Last updated: July 24, 2017
The Samuel Deming House, c. 1768, is one of several houses in this itinerary within the Farmington Historic District associated with the Mende's stay in Farmington. Houses in the historic district date from 1720 to 1835. Farmington was a prosperous commercial center and the 10th most populous town in the colonies at the time of the American revolution.
Samuel Deming was one of Farmington’s leading abolitionists. Along with Austin Williams and John Treadwell Norton , Deming supported the Amistad Africans during their trials and arranged to bring the Mende to Farmington after the trial while funds were raised to send them back to Sierra Leone. Deming was a legislator, merchant, farmer and one of the town’s most respected citizens and churchmen. He was a member of the Farmington Anti-Slavery Society, and a founder, with Norton, Williams and Horace Cowles, of the Connecticut Anti-Slavery Society in 1838.
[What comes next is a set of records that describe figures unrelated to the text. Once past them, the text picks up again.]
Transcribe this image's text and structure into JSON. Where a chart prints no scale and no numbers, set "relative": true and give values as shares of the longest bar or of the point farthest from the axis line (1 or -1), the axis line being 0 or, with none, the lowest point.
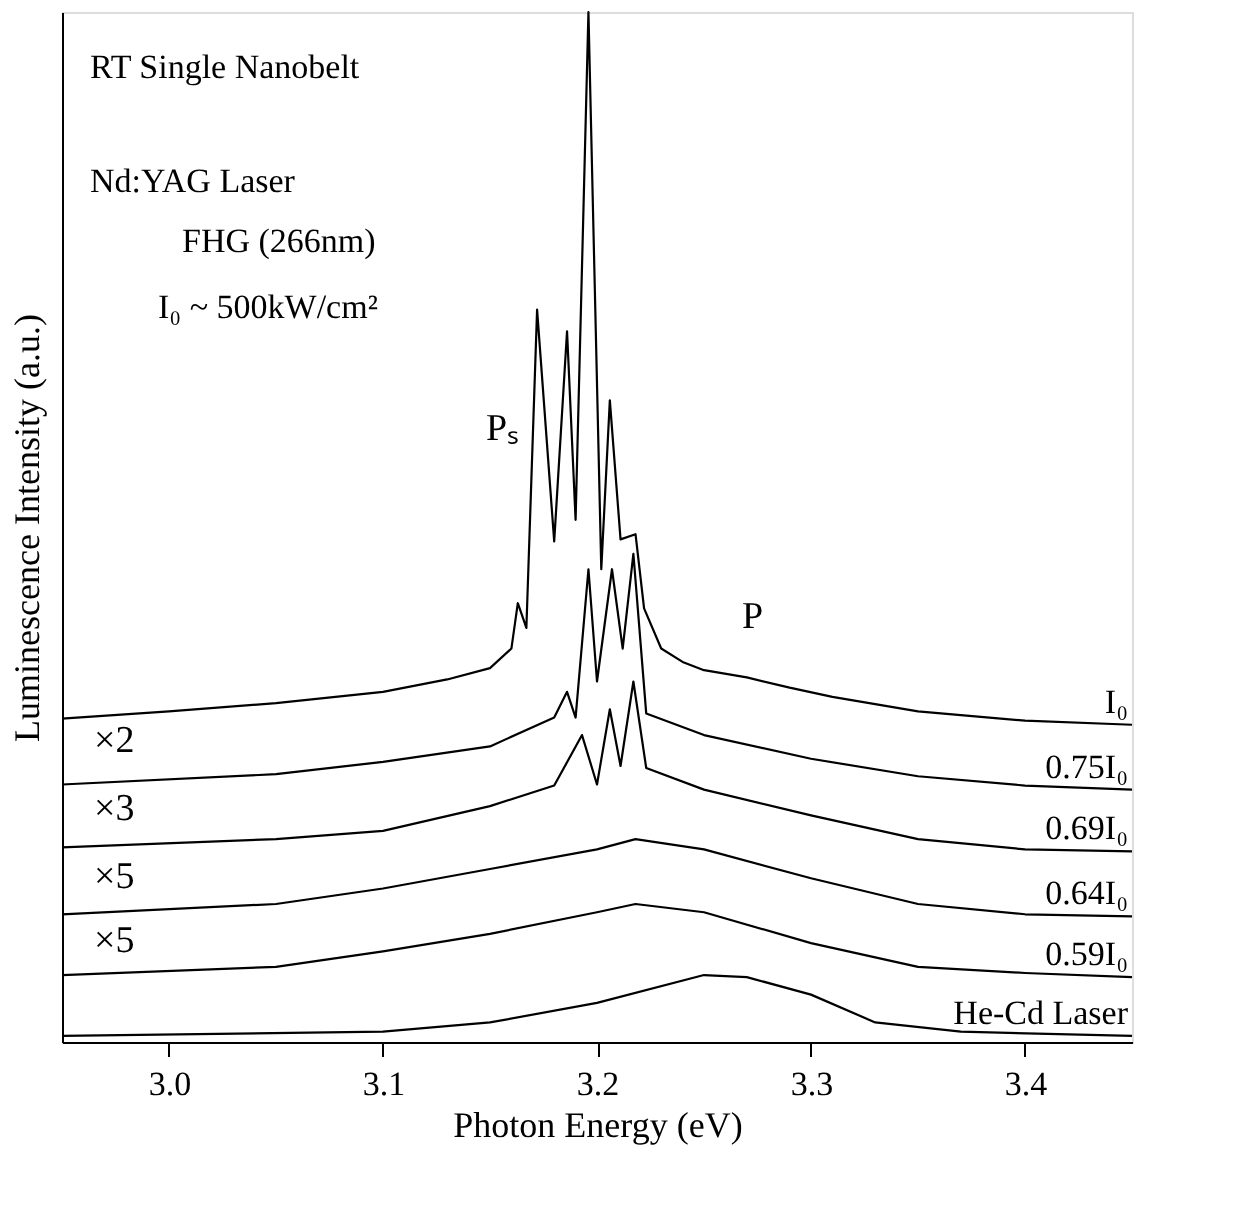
{
  "chart_data": {
    "type": "line",
    "relative": true,
    "xlabel": "Photon Energy (eV)",
    "ylabel": "Luminescence Intensity (a.u.)",
    "xlim": [
      2.95,
      3.45
    ],
    "xticks": [
      {
        "value": 3.0,
        "label": "3.0"
      },
      {
        "value": 3.1,
        "label": "3.1"
      },
      {
        "value": 3.2,
        "label": "3.2"
      },
      {
        "value": 3.3,
        "label": "3.3"
      },
      {
        "value": 3.4,
        "label": "3.4"
      }
    ],
    "tick_labels": "x",
    "grid": false,
    "legend": false,
    "marker": "none",
    "line_style": "solid",
    "series": [
      {
        "name": "I₀",
        "color": "#000000",
        "x": [
          2.95,
          3.0,
          3.05,
          3.1,
          3.13,
          3.15,
          3.16,
          3.163,
          3.167,
          3.172,
          3.18,
          3.186,
          3.19,
          3.196,
          3.202,
          3.206,
          3.211,
          3.218,
          3.222,
          3.23,
          3.24,
          3.25,
          3.27,
          3.29,
          3.31,
          3.35,
          3.4,
          3.45
        ],
        "values": [
          0.314,
          0.321,
          0.329,
          0.34,
          0.352,
          0.363,
          0.382,
          0.426,
          0.402,
          0.711,
          0.486,
          0.69,
          0.507,
          1.0,
          0.459,
          0.623,
          0.488,
          0.493,
          0.421,
          0.382,
          0.369,
          0.361,
          0.354,
          0.344,
          0.335,
          0.321,
          0.312,
          0.308
        ]
      },
      {
        "name": "0.75I₀",
        "color": "#000000",
        "x": [
          2.95,
          3.05,
          3.1,
          3.15,
          3.18,
          3.186,
          3.19,
          3.196,
          3.2,
          3.207,
          3.212,
          3.217,
          3.223,
          3.25,
          3.3,
          3.35,
          3.4,
          3.45
        ],
        "values": [
          0.25,
          0.26,
          0.272,
          0.287,
          0.315,
          0.34,
          0.315,
          0.459,
          0.35,
          0.459,
          0.382,
          0.474,
          0.319,
          0.298,
          0.275,
          0.258,
          0.249,
          0.245
        ]
      },
      {
        "name": "0.69I₀",
        "color": "#000000",
        "x": [
          2.95,
          3.05,
          3.1,
          3.15,
          3.18,
          3.193,
          3.2,
          3.206,
          3.211,
          3.217,
          3.223,
          3.25,
          3.3,
          3.35,
          3.4,
          3.45
        ],
        "values": [
          0.189,
          0.197,
          0.205,
          0.229,
          0.249,
          0.298,
          0.25,
          0.323,
          0.268,
          0.35,
          0.266,
          0.245,
          0.22,
          0.197,
          0.187,
          0.185
        ]
      },
      {
        "name": "0.64I₀",
        "color": "#000000",
        "x": [
          2.95,
          3.05,
          3.1,
          3.15,
          3.2,
          3.218,
          3.25,
          3.3,
          3.35,
          3.4,
          3.45
        ],
        "values": [
          0.124,
          0.134,
          0.149,
          0.168,
          0.187,
          0.197,
          0.187,
          0.159,
          0.134,
          0.124,
          0.122
        ]
      },
      {
        "name": "0.59I₀",
        "color": "#000000",
        "x": [
          2.95,
          3.05,
          3.1,
          3.15,
          3.2,
          3.218,
          3.25,
          3.3,
          3.35,
          3.4,
          3.45
        ],
        "values": [
          0.065,
          0.073,
          0.088,
          0.105,
          0.126,
          0.134,
          0.126,
          0.096,
          0.073,
          0.067,
          0.063
        ]
      },
      {
        "name": "He-Cd Laser",
        "color": "#000000",
        "x": [
          2.95,
          3.1,
          3.15,
          3.2,
          3.25,
          3.27,
          3.3,
          3.33,
          3.37,
          3.45
        ],
        "values": [
          0.006,
          0.01,
          0.019,
          0.038,
          0.065,
          0.063,
          0.046,
          0.019,
          0.01,
          0.006
        ]
      }
    ],
    "annotations": [
      "RT   Single Nanobelt",
      "Nd:YAG Laser",
      "FHG (266nm)",
      "I₀ ~ 500kW/cm²",
      "×2",
      "×3",
      "×5",
      "×5",
      "Pₛ",
      "P"
    ]
  }
}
His home, in the center of the town, has been traditionally known as a stop on the Underground Railroad--a place where runaway slaves could seek refuge--and many freedom seekers were hidden there over the years. His wife, Catherine, was notable among the many local women who raised money and signed petitions to help the abolitionist and Amistad causes. Now owned by Miss Porter’s School, the house is marked by a plaque identifying it with Thomas Hart Hooker, its original builder and owner. Deming also made space available over his store (originally located on Main Street next to his home, later move around the corner to its present location at 2 Mill Lane) for sleeping quarters when the Mende Africans first arrived. Throughout their stay that space also served as their classroom.